Le cose non sono mai o bianche o nere. La nostra realtà si sviluppa attorno a una gamma di grigi poco attrattivi a cui dobbiamo abituarci. Soltanto così l’elasticità mentale si può abituare all’incertezza tipica di molte delle cose che ci coinvolgono: il lavoro che abbiamo oggi e che domani potremmo perdere, quella persona che ci sostiene ma che domani potrebbe non farlo più, ecc.

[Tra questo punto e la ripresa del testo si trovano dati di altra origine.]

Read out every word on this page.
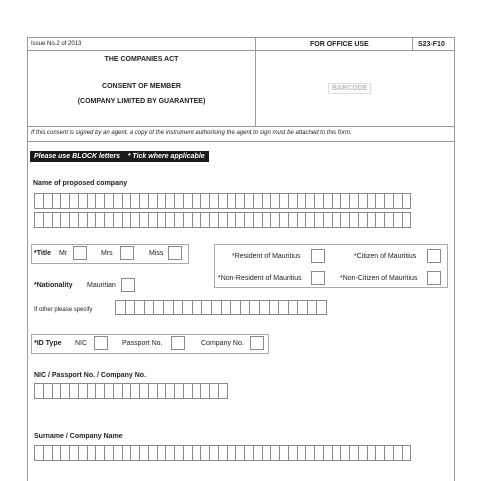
Issue No.2 of 2013	FOR OFFICE USE	S23-F10
THE COMPANIES ACT
CONSENT OF MEMBER
(COMPANY LIMITED BY GUARANTEE)
BARCODE
If this consent is signed by an agent, a copy of the instrument authorising the agent to sign must be attached to this form.
Please use BLOCK letters * Tick where applicable
Name of proposed company
*Title Mr	Mrs	Miss	*Resident of Mauritius	*Citizen of Mauritius
*Non-Resident of Mauritius	*Non-Citizen of Mauritius
*Nationality Mauritian
If other please specify
*ID Type NIC	Passport No.	Company No.
NIC / Passport No. / Company No.
Surname / Company Name
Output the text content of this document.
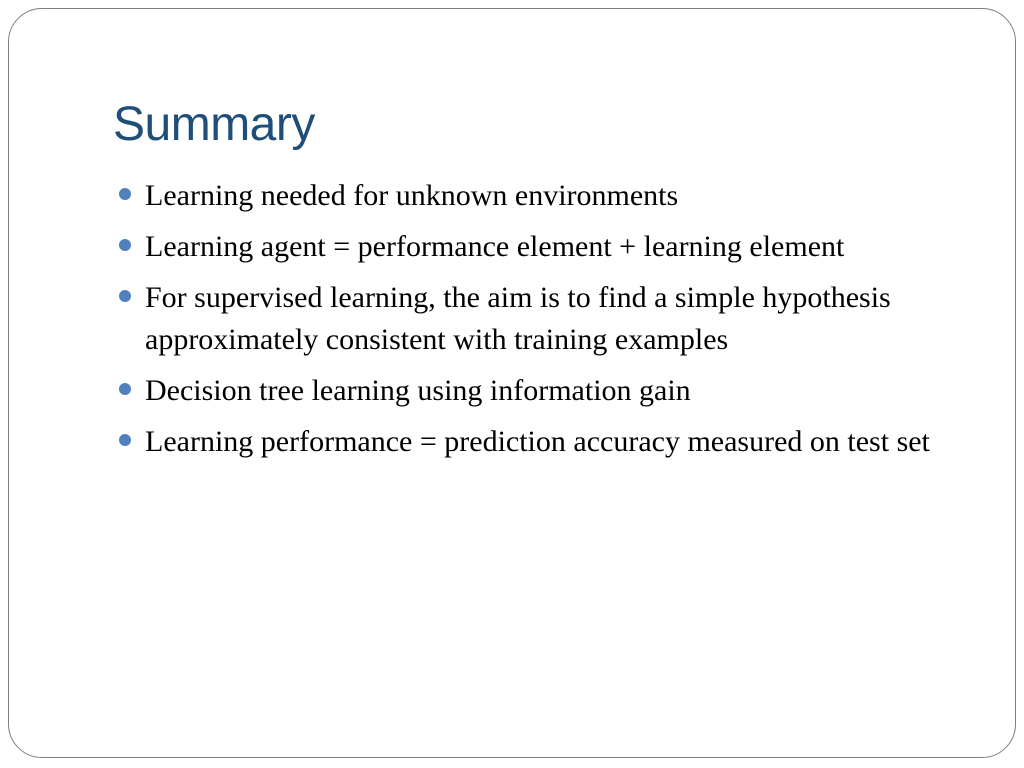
Summary
Learning needed for unknown environments
Learning agent = performance element + learning element
For supervised learning, the aim is to find a simple hypothesis approximately consistent with training examples
Decision tree learning using information gain
Learning performance = prediction accuracy measured on test set
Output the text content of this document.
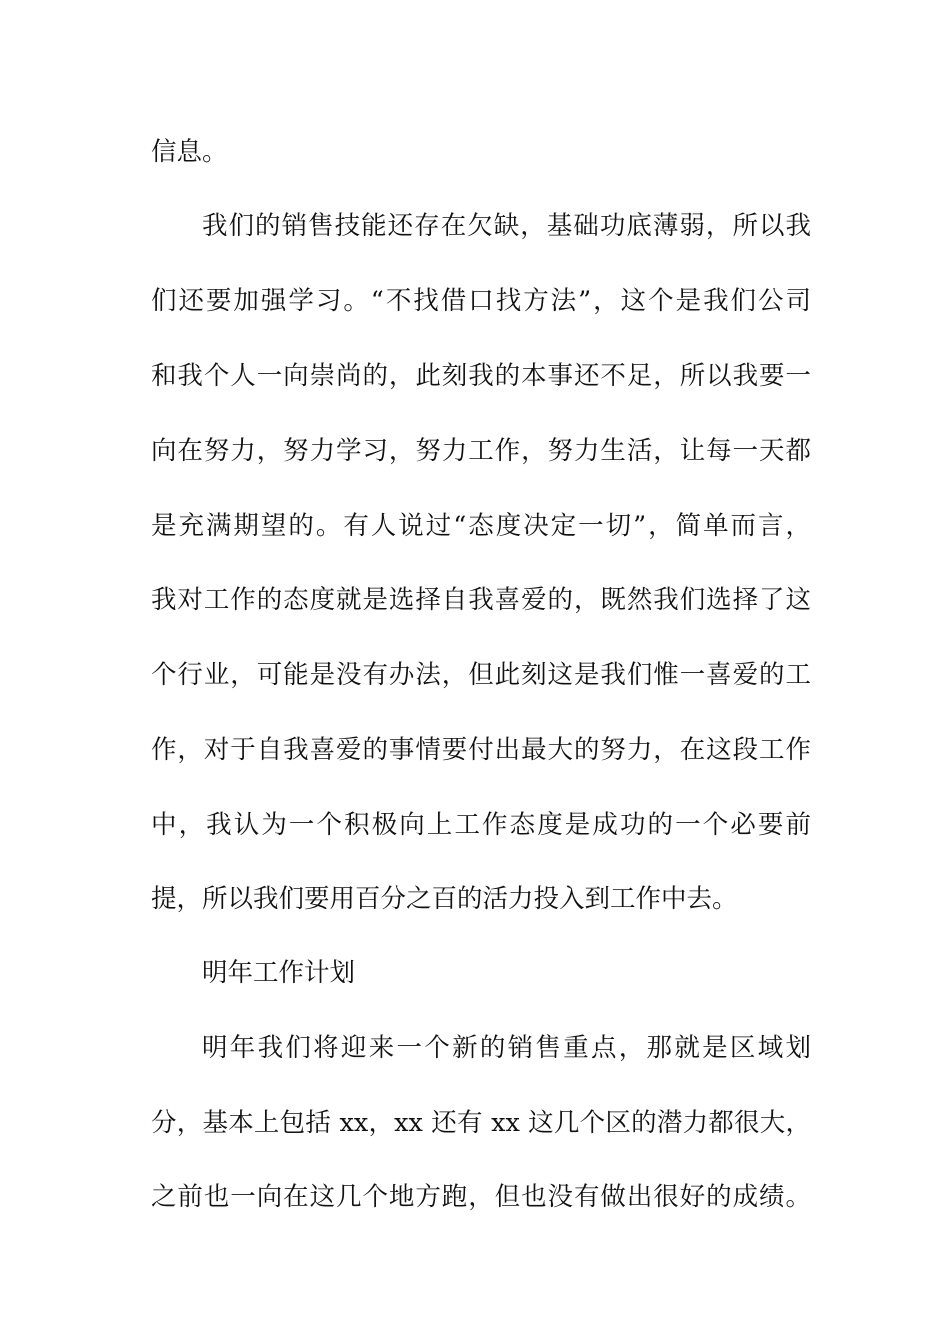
信息。
我们的销售技能还存在欠缺，基础功底薄弱，所以我
们还要加强学习。“不找借口找方法”，这个是我们公司
和我个人一向崇尚的，此刻我的本事还不足，所以我要一
向在努力，努力学习，努力工作，努力生活，让每一天都
是充满期望的。有人说过“态度决定一切”，简单而言，
我对工作的态度就是选择自我喜爱的，既然我们选择了这
个行业，可能是没有办法，但此刻这是我们惟一喜爱的工
作，对于自我喜爱的事情要付出最大的努力，在这段工作
中，我认为一个积极向上工作态度是成功的一个必要前
提，所以我们要用百分之百的活力投入到工作中去。
明年工作计划
明年我们将迎来一个新的销售重点，那就是区域划
分，基本上包括 xx，xx 还有 xx 这几个区的潜力都很大，
之前也一向在这几个地方跑，但也没有做出很好的成绩。
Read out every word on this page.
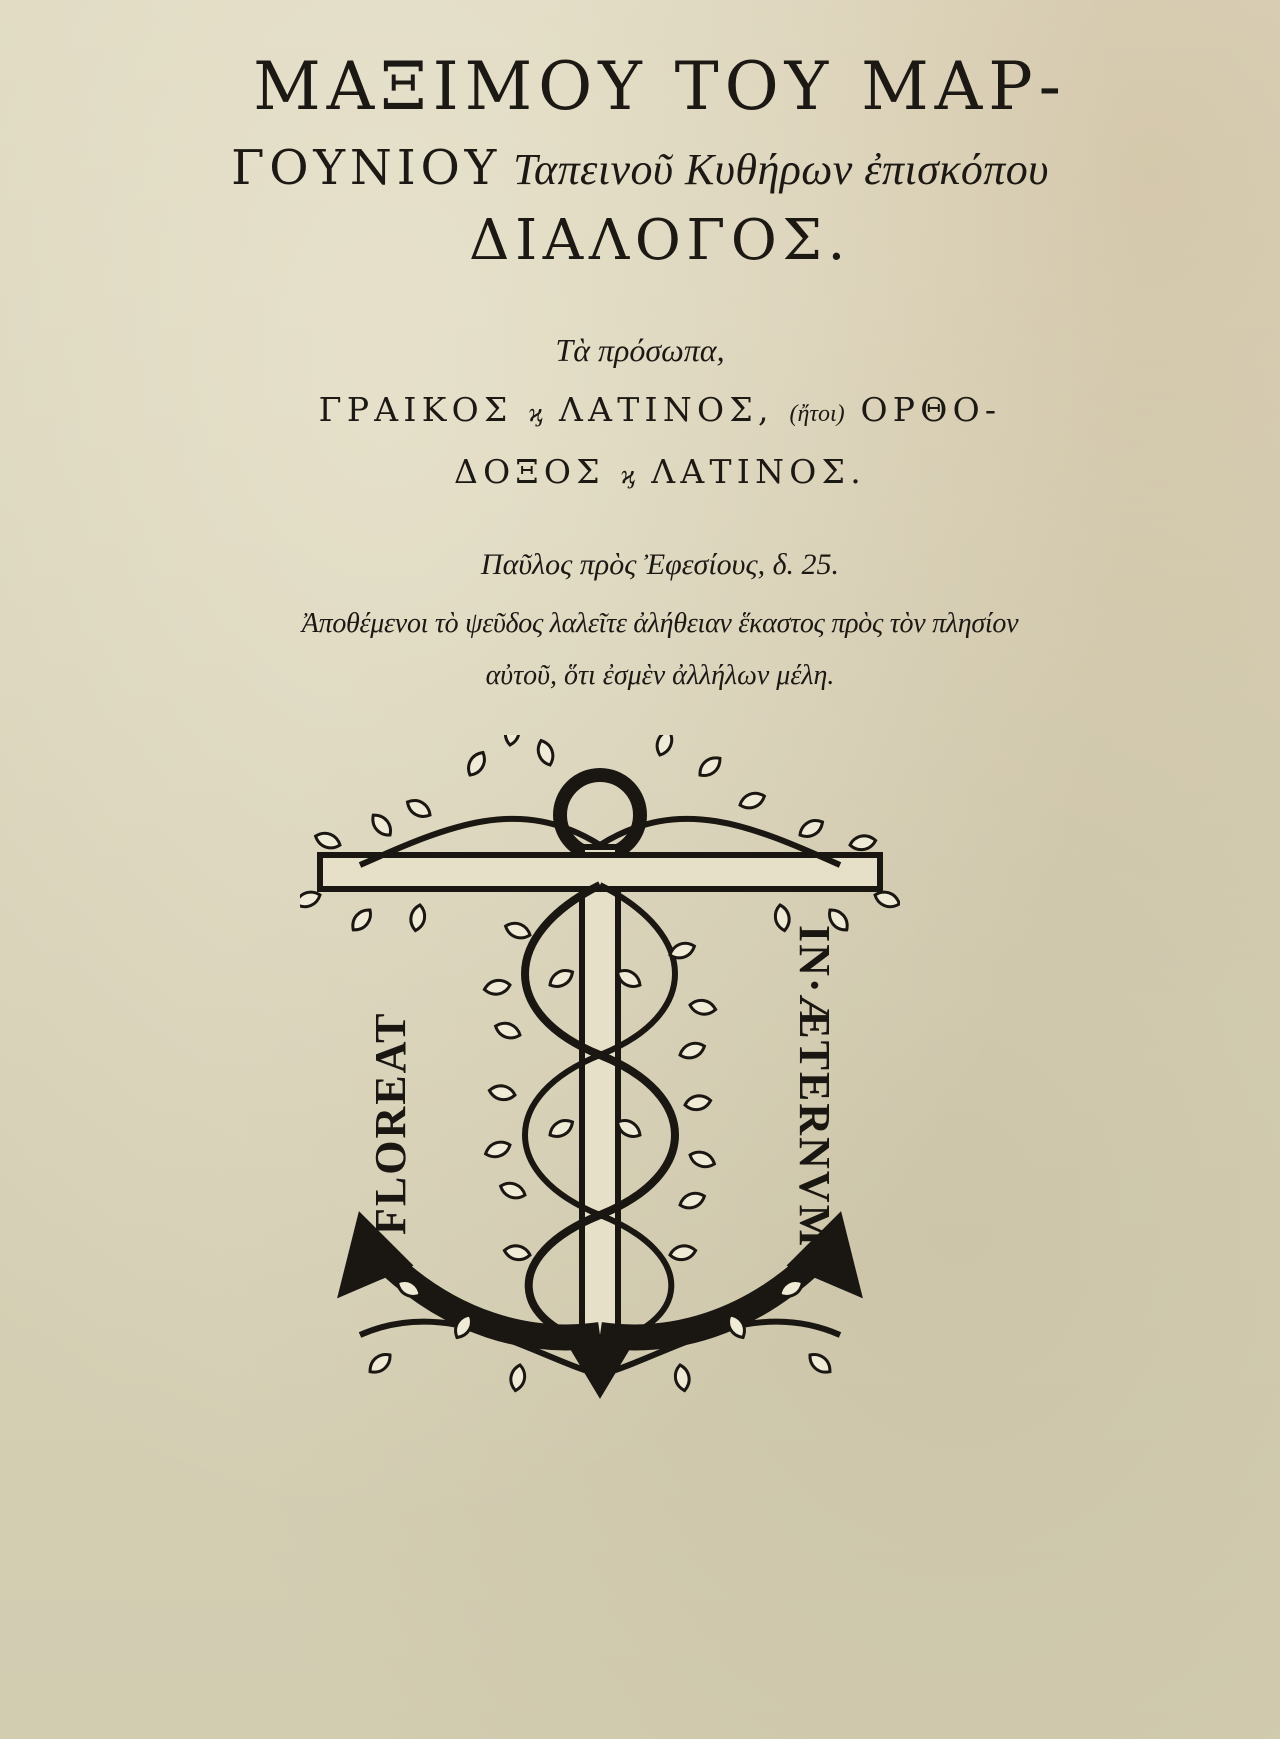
ΜΑΞΙΜΟΥ ΤΟΥ ΜΑΡ-

ΓΟΥΝΙΟΥ Ταπεινοῦ Κυθήρων ἐπισκόπου

ΔΙΑΛΟΓΟΣ.

Τὰ πρόσωπα,

ΓΡΑΙΚΟΣ ϗ ΛΑΤΙΝΟΣ, (ἤτοι) ΟΡΘΟ-

ΔΟΞΟΣ ϗ ΛΑΤΙΝΟΣ.

Παῦλος πρὸς Ἐφεσίους, δ. 25.

Ἀποθέμενοι τὸ ψεῦδος λαλεῖτε ἀλήθειαν ἕκαστος πρὸς τὸν πλησίον

αὐτοῦ, ὅτι ἐσμὲν ἀλλήλων μέλη.

FLOREAT	IN·ÆTERNVM
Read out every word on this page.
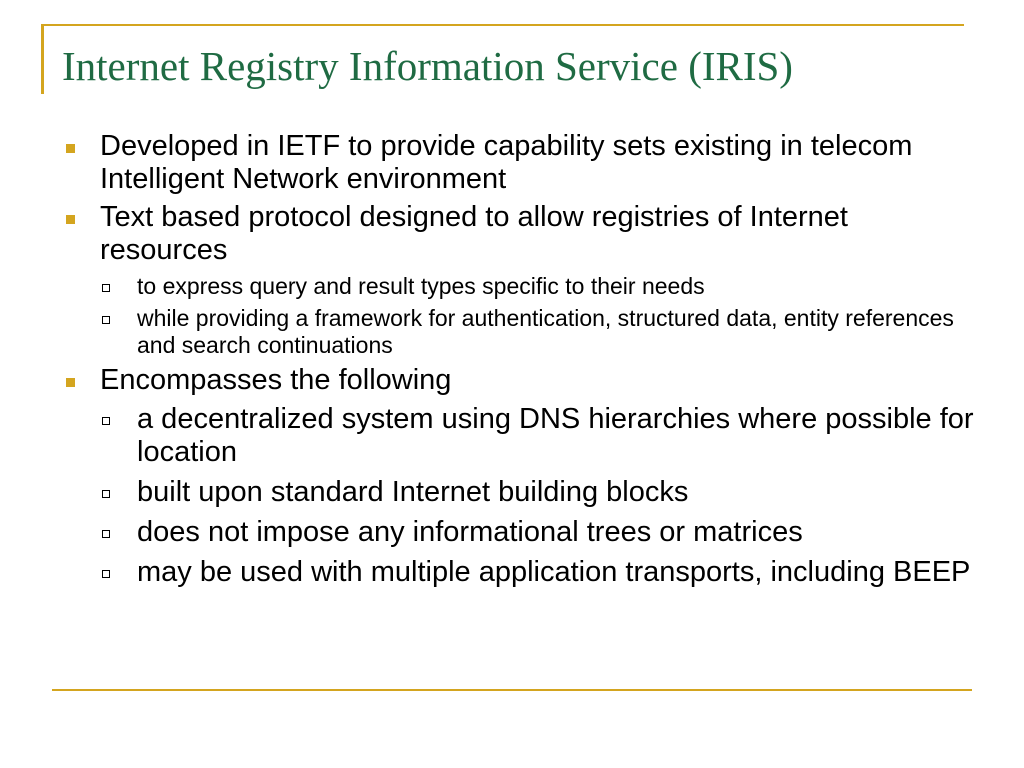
Internet Registry Information Service (IRIS)
Developed in IETF to provide capability sets existing in telecom Intelligent Network environment
Text based protocol designed to allow registries of Internet resources
to express query and result types specific to their needs
while providing a framework for authentication, structured data, entity references and search continuations
Encompasses the following
a decentralized system using DNS hierarchies where possible for location
built upon standard Internet building blocks
does not impose any informational trees or matrices
may be used with multiple application transports, including BEEP
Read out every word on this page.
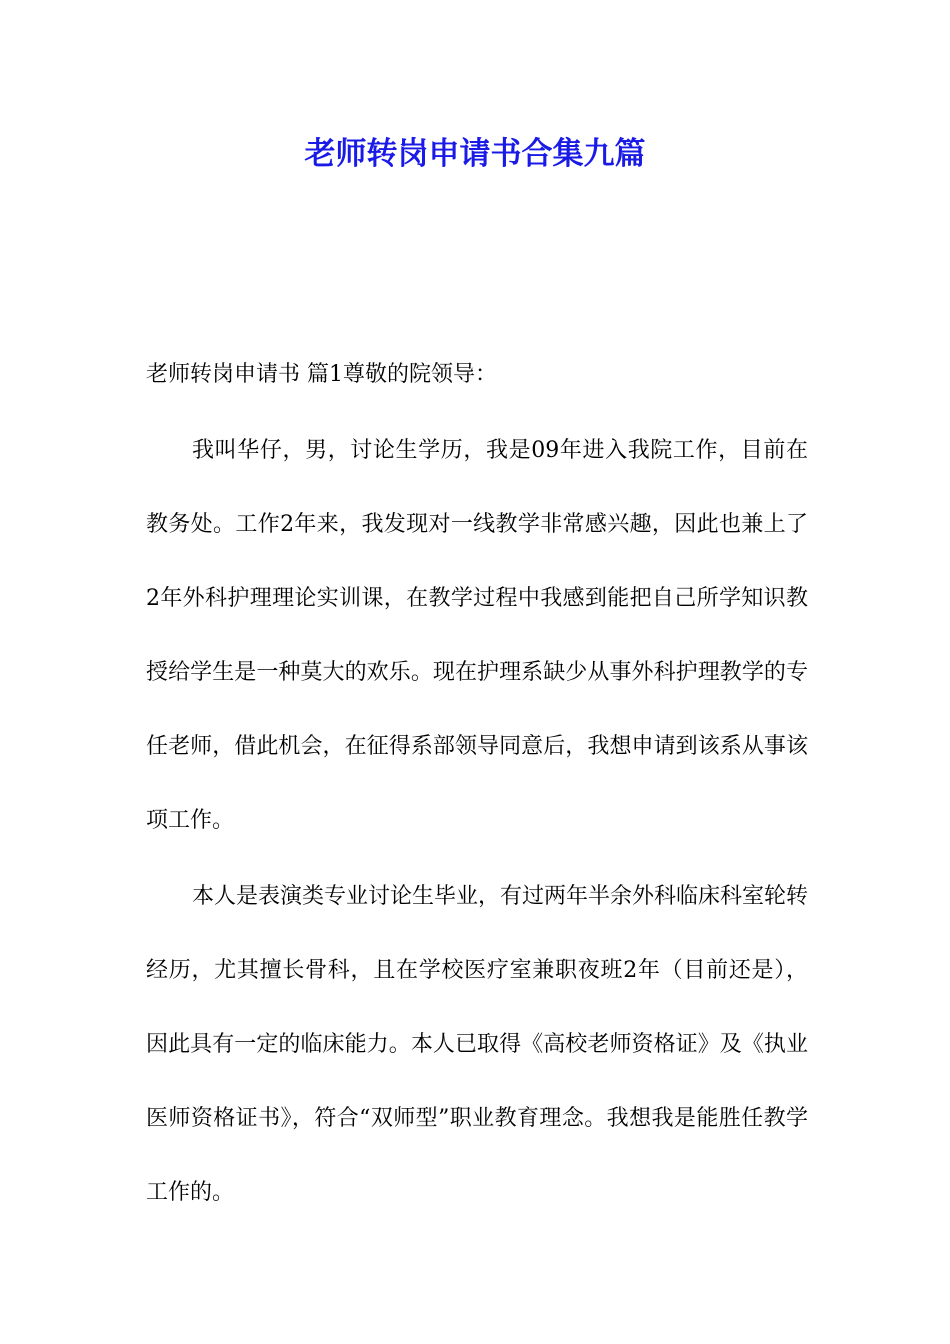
老师转岗申请书合集九篇

老师转岗申请书 篇1尊敬的院领导：

我叫华仔，男，讨论生学历，我是09年进入我院工作，目前在教务处。工作2年来，我发现对一线教学非常感兴趣，因此也兼上了2年外科护理理论实训课，在教学过程中我感到能把自己所学知识教授给学生是一种莫大的欢乐。现在护理系缺少从事外科护理教学的专任老师，借此机会，在征得系部领导同意后，我想申请到该系从事该项工作。

本人是表演类专业讨论生毕业，有过两年半余外科临床科室轮转经历，尤其擅长骨科，且在学校医疗室兼职夜班2年（目前还是），因此具有一定的临床能力。本人已取得《高校老师资格证》及《执业医师资格证书》，符合“双师型”职业教育理念。我想我是能胜任教学工作的。
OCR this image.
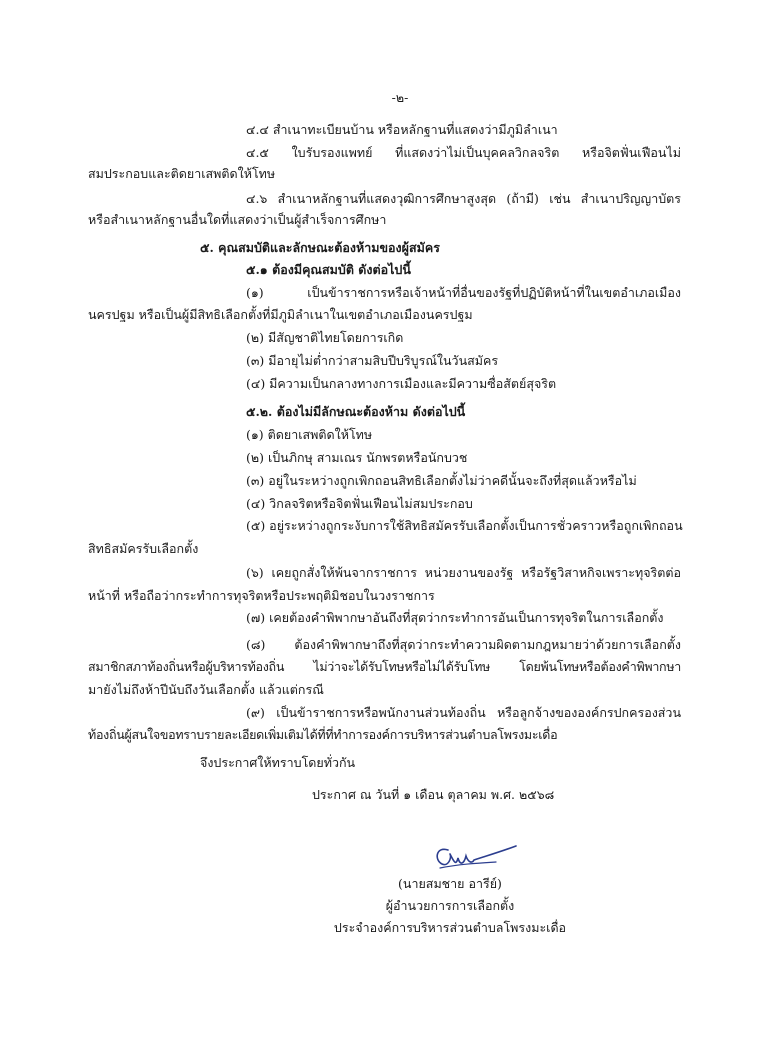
-๒-
๔.๔ สำเนาทะเบียนบ้าน หรือหลักฐานที่แสดงว่ามีภูมิลำเนา
๔.๕ ใบรับรองแพทย์ ที่แสดงว่าไม่เป็นบุคคลวิกลจริต หรือจิตฟั่นเฟือนไม่
สมประกอบและติดยาเสพติดให้โทษ
๔.๖ สำเนาหลักฐานที่แสดงวุฒิการศึกษาสูงสุด (ถ้ามี) เช่น สำเนาปริญญาบัตร
หรือสำเนาหลักฐานอื่นใดที่แสดงว่าเป็นผู้สำเร็จการศึกษา
๕. คุณสมบัติและลักษณะต้องห้ามของผู้สมัคร
๕.๑ ต้องมีคุณสมบัติ ดังต่อไปนี้
(๑) เป็นข้าราชการหรือเจ้าหน้าที่อื่นของรัฐที่ปฏิบัติหน้าที่ในเขตอำเภอเมือง
นครปฐม หรือเป็นผู้มีสิทธิเลือกตั้งที่มีภูมิลำเนาในเขตอำเภอเมืองนครปฐม
(๒) มีสัญชาติไทยโดยการเกิด
(๓) มีอายุไม่ต่ำกว่าสามสิบปีบริบูรณ์ในวันสมัคร
(๔) มีความเป็นกลางทางการเมืองและมีความซื่อสัตย์สุจริต
๕.๒. ต้องไม่มีลักษณะต้องห้าม ดังต่อไปนี้
(๑) ติดยาเสพติดให้โทษ
(๒) เป็นภิกษุ สามเณร นักพรตหรือนักบวช
(๓) อยู่ในระหว่างถูกเพิกถอนสิทธิเลือกตั้งไม่ว่าคดีนั้นจะถึงที่สุดแล้วหรือไม่
(๔) วิกลจริตหรือจิตฟั่นเฟือนไม่สมประกอบ
(๕) อยู่ระหว่างถูกระงับการใช้สิทธิสมัครรับเลือกตั้งเป็นการชั่วคราวหรือถูกเพิกถอน
สิทธิสมัครรับเลือกตั้ง
(๖) เคยถูกสั่งให้พ้นจากราชการ หน่วยงานของรัฐ หรือรัฐวิสาหกิจเพราะทุจริตต่อ
หน้าที่ หรือถือว่ากระทำการทุจริตหรือประพฤติมิชอบในวงราชการ
(๗) เคยต้องคำพิพากษาอันถึงที่สุดว่ากระทำการอันเป็นการทุจริตในการเลือกตั้ง
(๘) ต้องคำพิพากษาถึงที่สุดว่ากระทำความผิดตามกฎหมายว่าด้วยการเลือกตั้ง
สมาชิกสภาท้องถิ่นหรือผู้บริหารท้องถิ่น ไม่ว่าจะได้รับโทษหรือไม่ได้รับโทษ โดยพ้นโทษหรือต้องคำพิพากษา
มายังไม่ถึงห้าปีนับถึงวันเลือกตั้ง แล้วแต่กรณี
(๙) เป็นข้าราชการหรือพนักงานส่วนท้องถิ่น หรือลูกจ้างขององค์กรปกครองส่วน
ท้องถิ่นผู้สนใจขอทราบรายละเอียดเพิ่มเติมได้ที่ที่ทำการองค์การบริหารส่วนตำบลโพรงมะเดื่อ
จึงประกาศให้ทราบโดยทั่วกัน
ประกาศ ณ วันที่ ๑ เดือน ตุลาคม พ.ศ. ๒๕๖๘
(นายสมชาย อารีย์)
ผู้อำนวยการการเลือกตั้ง
ประจำองค์การบริหารส่วนตำบลโพรงมะเดื่อ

Uomo con elasticità mentale

Elasticità mentale, oltre il pensiero convenzionale

Il convenzionale è quello spazio sicuro a cui è facile abituarsi. Ci dà una sensazione di permanenza, di tranquillità e di appagamento. Eppure, se c’è qualcosa che dobbiamo imparare è che la vita non è statica, bensì fluida, varia, cangiante e, spesso, rapidissima nel muoversi. Per sopravvivere a questi cambiamenti, bisogna imparare a innovarsi, ad andare oltre al convenzionale.

Per sviluppare un pensiero innovatore, dobbiamo iniziare ad avere fiducia nella nostra creatività e nella nostra intuizione. Ciò è possibile solo osservando, guardando oltre, percependo bisogni, nuove prospettive e applicando una condotta proattiva.

Tolleranza alla disfatta: sbagliare vuol dire imparare

La tolleranza verso gli errori e verso come li affrontiamo dice molto di noi. Mentre la mentalità fissa rimane bloccata e tende a evitare le situazioni in cui non si sente preparata, la mente elastica applica tutt’altro approccio. Capisce, per esempio, che una sconfitta non è un motivo valido per zoppicare davanti a determinate situazioni. Che una disfatta è un’opportunità di apprendimento e che un passo indietro è spesso un modo per prendere meglio la rincorsa.

Un cervello che non smette mai di domandare e che si ciba di curiosità

Se dobbiamo citare una persona che ha saputo applicare una grande elasticità mentale per tutta la vita, questa è senz’altro Leonardo da Vinci. L’uomo simbolo del Rinascimento ha esplorato come nessuno prima di lui il mondo della conoscenza attraverso l’osservazione e la sperimentazione.

Leonardo fu un pioniere dei suoi tempi in molte materie grazie a quel dono che tutti abbiamo e che è solito risplendere soprattutto durante l’infanzia: la curiosità. La mente elastica non solo non teme il cambiamento, ma lo cerca in quanto motivata da una costante sete di sapere.

Concludendo, così come segnala lo psichiatra Robert Cloninger, se siamo ricettivi alle novità e ai cambiamenti nella nostra quotidianità, e se li accettiamo senza paura e in modo creativo, la nostra personalità ne uscirà più forte. La mente elastica che prova ad andare oltre la propria zona di confort non sarà mai più come prima.